この本は、腰帯にあるように、怪しげな光を放つ435冊の本!を紹介しているわけだが、ここでの多く本は、そのものは普通の本であることが多い。書店で横並びに見ると、いろいろとまとめてみると、違った視点で捉えてみると、たちまち怪しげなオーラを発してしまうのだ。例えば、人生に成功するための法則は、店頭にたくさん並んでいる。これらの法則の数を加算していくと、なんと1211にもなる、と述べる。類似本が多いということを揶揄しているのだが、店頭に出かけても、このツボに気がつくヒトはいない。ましては足し算するヒトはまずないだろう。

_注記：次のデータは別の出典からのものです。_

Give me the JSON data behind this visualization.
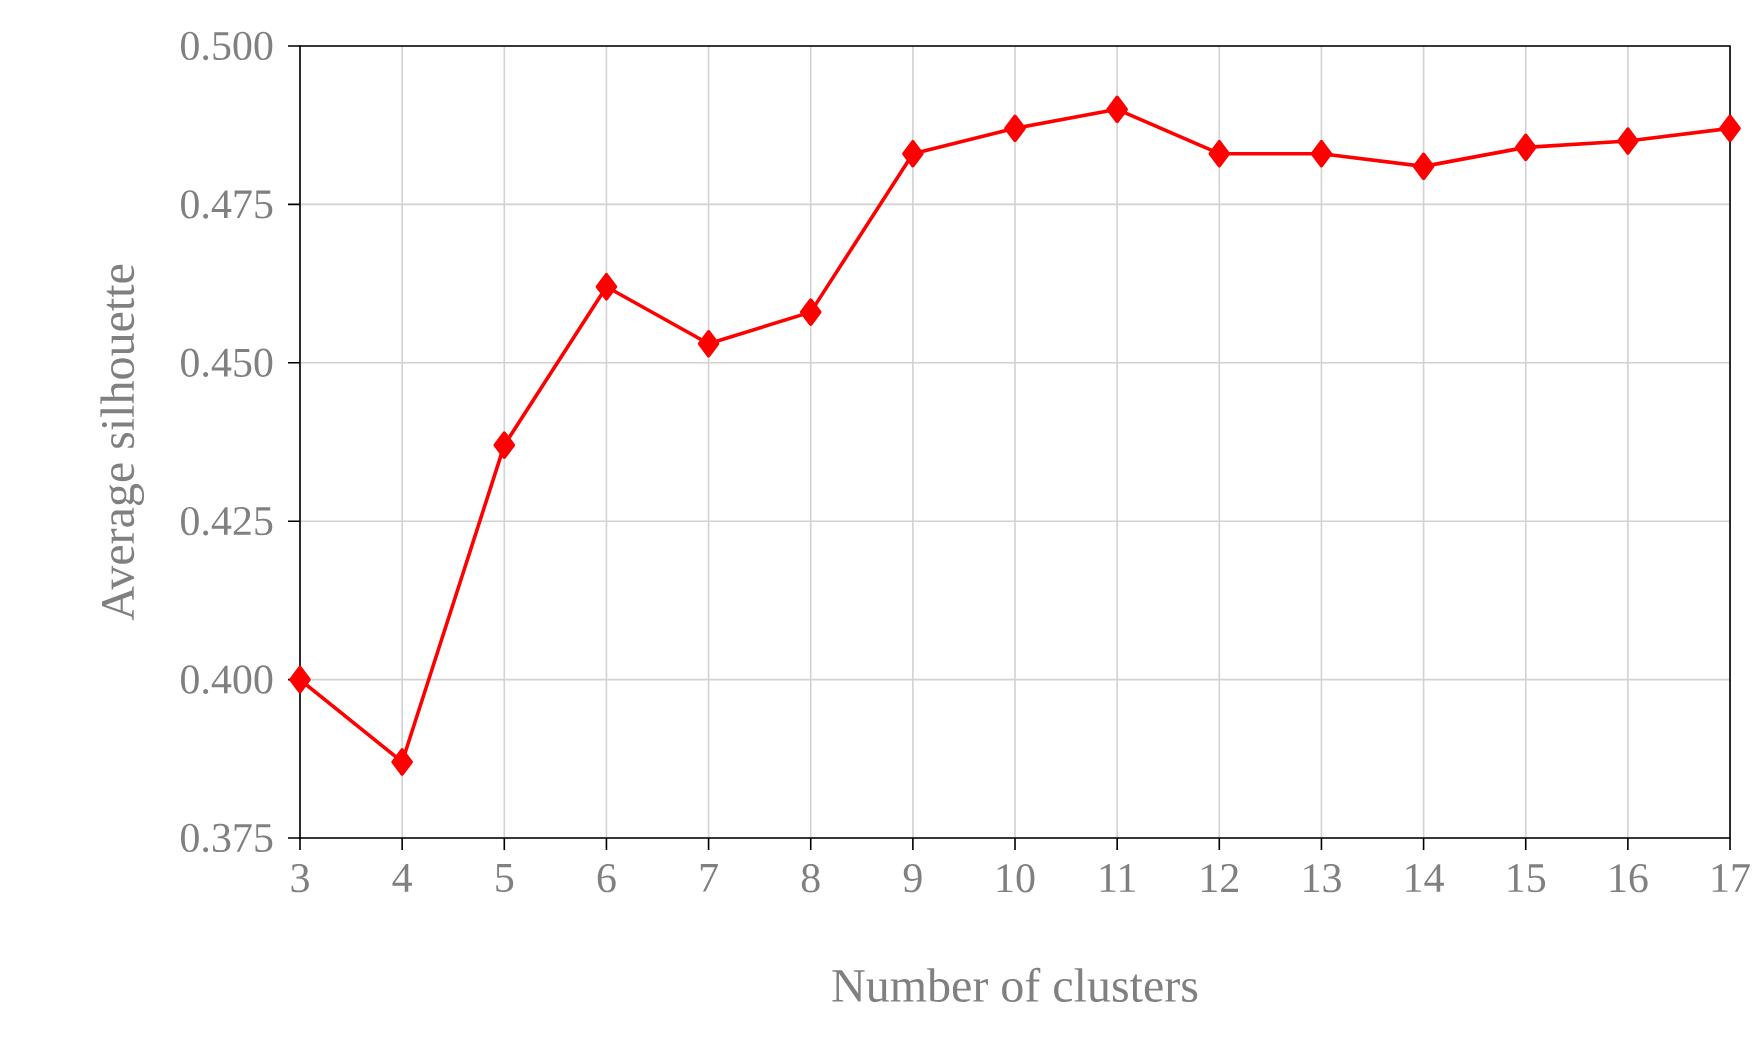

この例のみならず、本書には、このようなある種の視野の広さが感じられる。このあたりの能力は、一朝一夕に身につくものではない。本書を読めば、それはどう言うことなのか、ということが垣間見ることが出来る。
また、二番煎じ本の露骨さや、大真面目で書かれているが、類似本をまとめてみるとナニかがずれているコトへの指摘など、ビジネスマンに洪水のように向けられているビジネス本は、ちょっと変である、という真っ当な批判が、本書のベースには流れている。
生涯学習といいながら、いつまでたっても学校的な勉強以外が考えられない発想を嘆き、5分や10分の活用方法に血道をあげる、余裕のなさをたしなめる。読んでいて、本欄担当者としては耳が痛い。しかし面白い。自戒の念をこめて、まずはお勧めする1冊である。